New research has revealed that the number of employees who do not want to return to the office has nearly doubled since the start of the lockdown – rising to 34 per cent, from 19 per cent in April.
The YouGov poll, which surveyed 2,000 office workers across the country in April and again in late June, revealed that as employees settle into a home-working routine, attitudes towards a return to the office have hardened – with over half (51 per cent) believing this period has made the concept of an office unnecessary.
Maintaining a work/life balance is a key driver for wanting to stay at home – with 42 per cent concerned about having less free time for personal activities and 75 per cent enjoying the time saved on commuting.
Financial concerns are also a factor. Forty-three per cent are concerned about reverting to a costly commute, rising to 58 per cent of 18-24 year olds. Indeed, concerns over the financial impact of a commute are more prevalent than worries about being able to maintain social distancing on public transport (31 per cent).
Concerns over health and safety in the office space are also prevalent. Even with government guidelines in place, 41 per cent feel social distancing will be unrealistic to maintain in practice in an office environment, and 63 per cent do not feel their employer is doing enough to protect their health and safety in formulating return to the office plans.
This has led to three quarters (73 per cent) wanting their employer to offer more flexible working options in the future – with nearly a fifth (17 per cent) feeling so strongly that not being offered such options would lead them to search for a new job.
Chris Moriarty, Director of Insight at the Institute of Workplace and Facilities Management commented: “Humans are creatures of habit – and after months of lockdown, it’s unsurprising that many employees have become accustomed to a home-working routine.
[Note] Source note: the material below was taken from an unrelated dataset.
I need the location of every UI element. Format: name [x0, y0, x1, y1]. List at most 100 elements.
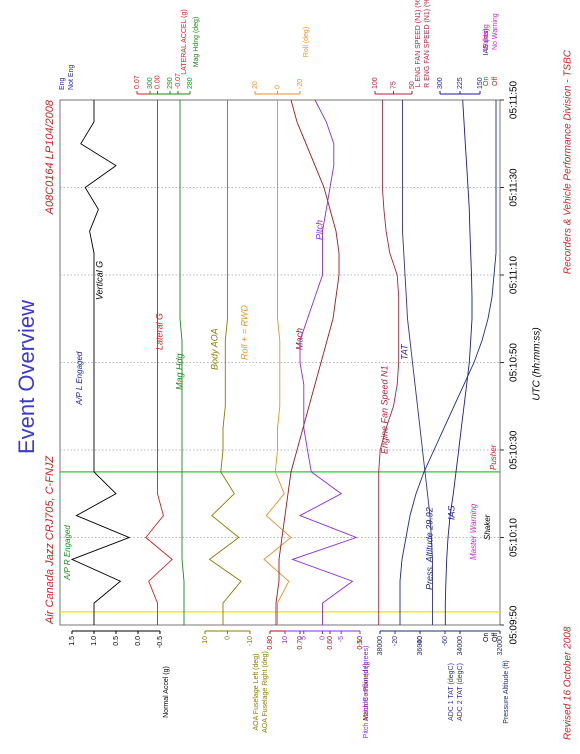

However, the role of the traditional office space in promoting connectivity, collaboration and cohesion contributing to the productivity and culture of an organisation cannot be understated.
“The makeup of workplaces will change as we move beyond the crisis. Office based versus remote working must not be seen as a binary choice. Employers must make efforts to provide staff with compelling support and incentives to return to a corporate space, whilst also ensuring policies provide the choice and flexibility to maintain employee engagement and to retain talent.”
Of those surveyed, 59 per cent reported to having received regular communication on steps to return to the office, and a further 45 per cent have been encouraged to provide input and feedback into return plans.
Moriarty added: “It’s encouraging to see that employers are actively engaging with their workforce in formulating return plans. Workplace and facilities managers have a key role to play in turning this feedback into practical policies that enable a change in traditional working environments. They act as the glue in organisations, marrying the space, culture and technology aspects of work into a workplace strategy that adds value and enables decisions that benefit employees and organisations alike.”
The research was conducted by the Institute of Workplace and Facilities Management as part of its ‘Return to the Workplace’ campaign.